In the second section (CUTADAPT), the sequence of adapters used after the restriction enzyme digestion is required. These adapters are necessary to transform the longer overhangs into blunt ends after the enzyme digestion. Only sequences with these adapters are considered ‘true’ digested sequences. In the third section (SSR), several parameters regarding the microsatellite selection are involved. The parameter MIN FLANK LEN indicates the minimum length accepted in both flanking regions where the primers will be designed on. The length of the flanking areas is critical to the final outcome since a very narrow window prevents the design of primers and subsequently causes the exclusion of the respective SSR. Thus, any sequence with shorter flanking region (in any of both ends) that the length specified will be discarded. The MIN MOTIF REP sets the minimum number of repeats that every SSR loci must have to be kept in the pipeline. Also, specific SSR motifs can be discarded from the output if indicated in the EXC MOTIF TYPE parameter. Options for this parameter are c (compound), c* (compound with imperfection) and p1 to p6 (repeated motif of 1 to 6 nucleotides) (Thiel et al., 2003). Motifs chosen to be discarded should be indicated separately with comma. The MIN ALLEL CNT option indicates the minimum number of alleles for a SSR locus to be selected and it is based on the observed alleles. In opposition, the parameter MIN ALLEL SPECIAL DIF indicates the minimum potential number of alleles desired for each loci, taking into account that not all alleles are represented in the multi-individual sample. Assuming that the difference between the alleles with higher and lower number of repeats, only loci that satisfy the minimum number of alleles indicated in the MIN ALLEL SPECIAL DIF are kept.

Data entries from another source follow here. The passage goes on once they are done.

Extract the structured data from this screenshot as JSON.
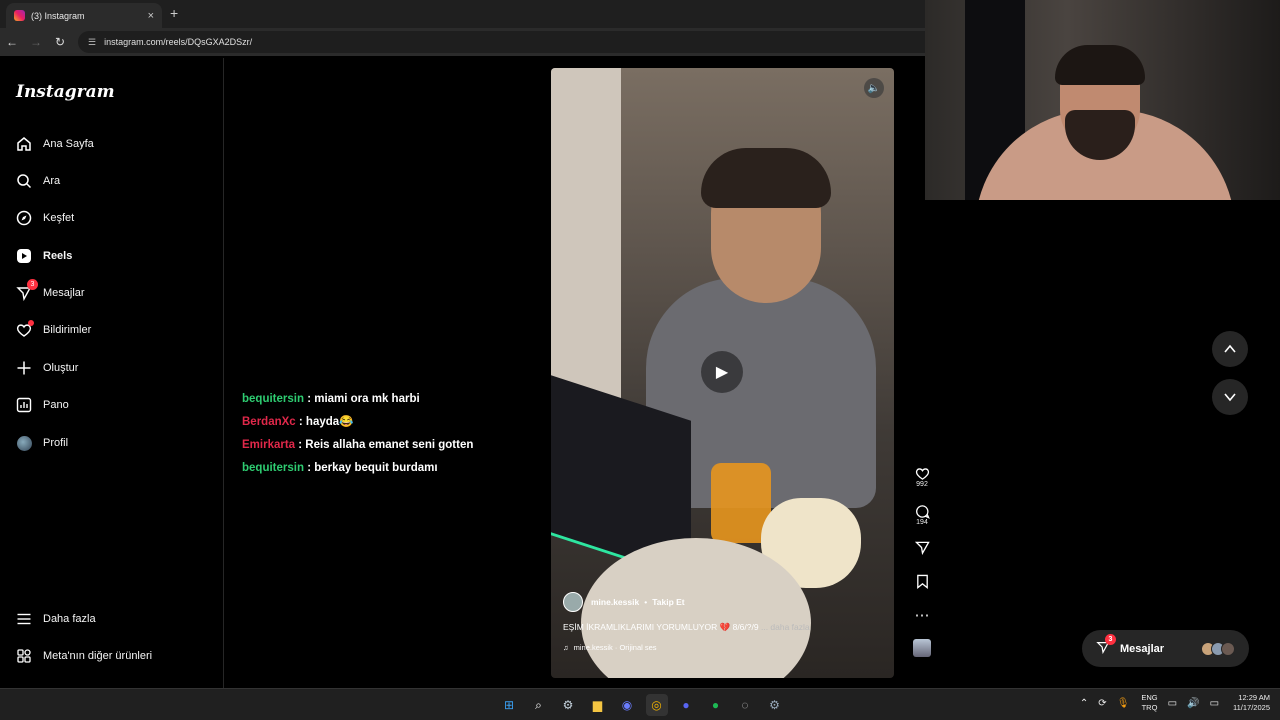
{
  "browser": {
    "tab_title": "(3) Instagram",
    "url": "instagram.com/reels/DQsGXA2DSzr/",
    "new_tab": "+",
    "close": "×"
  },
  "sidebar": {
    "logo": "Instagram",
    "items": [
      {
        "label": "Ana Sayfa",
        "icon": "home-icon"
      },
      {
        "label": "Ara",
        "icon": "search-icon"
      },
      {
        "label": "Keşfet",
        "icon": "compass-icon"
      },
      {
        "label": "Reels",
        "icon": "reels-icon"
      },
      {
        "label": "Mesajlar",
        "icon": "messenger-icon",
        "badge": "3"
      },
      {
        "label": "Bildirimler",
        "icon": "heart-icon"
      },
      {
        "label": "Oluştur",
        "icon": "plus-icon"
      },
      {
        "label": "Pano",
        "icon": "dashboard-icon"
      },
      {
        "label": "Profil",
        "icon": "avatar"
      }
    ],
    "more": "Daha fazla",
    "meta": "Meta'nın diğer ürünleri"
  },
  "chat": [
    {
      "user": "bequitersin",
      "color": "#2ecc71",
      "message": ": miami ora mk harbi"
    },
    {
      "user": "BerdanXc",
      "color": "#e0284a",
      "message": ": hayda😂"
    },
    {
      "user": "Emirkarta",
      "color": "#e0284a",
      "message": ": Reis allaha emanet seni gotten"
    },
    {
      "user": "bequitersin",
      "color": "#2ecc71",
      "message": ": berkay bequit burdamı"
    }
  ],
  "reel": {
    "username": "mine.kessik",
    "separator": "•",
    "follow": "Takip Et",
    "caption": "EŞİM İKRAMLIKLARIMI YORUMLUYOR 💔 8/6/?/9",
    "caption_more": "... daha fazla",
    "audio": "mine.kessik · Orijinal ses",
    "likes": "992",
    "comments": "194"
  },
  "messages_pill": {
    "label": "Mesajlar",
    "badge": "3"
  },
  "taskbar": {
    "lang_top": "ENG",
    "lang_bottom": "TRQ",
    "time": "12:29 AM",
    "date": "11/17/2025"
  },
  "colors": {
    "accent_red": "#ff3040",
    "chat_green": "#2ecc71",
    "chat_red": "#e0284a"
  }
}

The parameter MIN ALLEL SPECIAL is used to enable
(=1) or disable (=0) this option.
Finally, in the fourth section (PRIMER3), the config.txt file is used to implement PRIMER3, where the only requirement is to indicate the path to the Primer3 settings file containing the standard parameters of Primer3. However, the parameters can be changed according with a user demands, e.g., PRIMER PRODUCT SIZE RANGE, PRIMER OPT SIZE, PRIMER OPT TM and/or PRIMER MAX POLY X, among others (find all parameters in https://primer3.org/manual.html). PCR amplification primers usually are designed with a length of 20-25 nucleotides and some particularities are required to avoid future problems during genotyping (Dieffenbach, Lowe, & Dveksler, 1993; Flores-Rentería & Krohn, 2013), like the presence of G or C at the 3’ end, certain percentage of GC for a proper melting temperature and both primers having similar melting temperature for their hybridization to take place at the same time.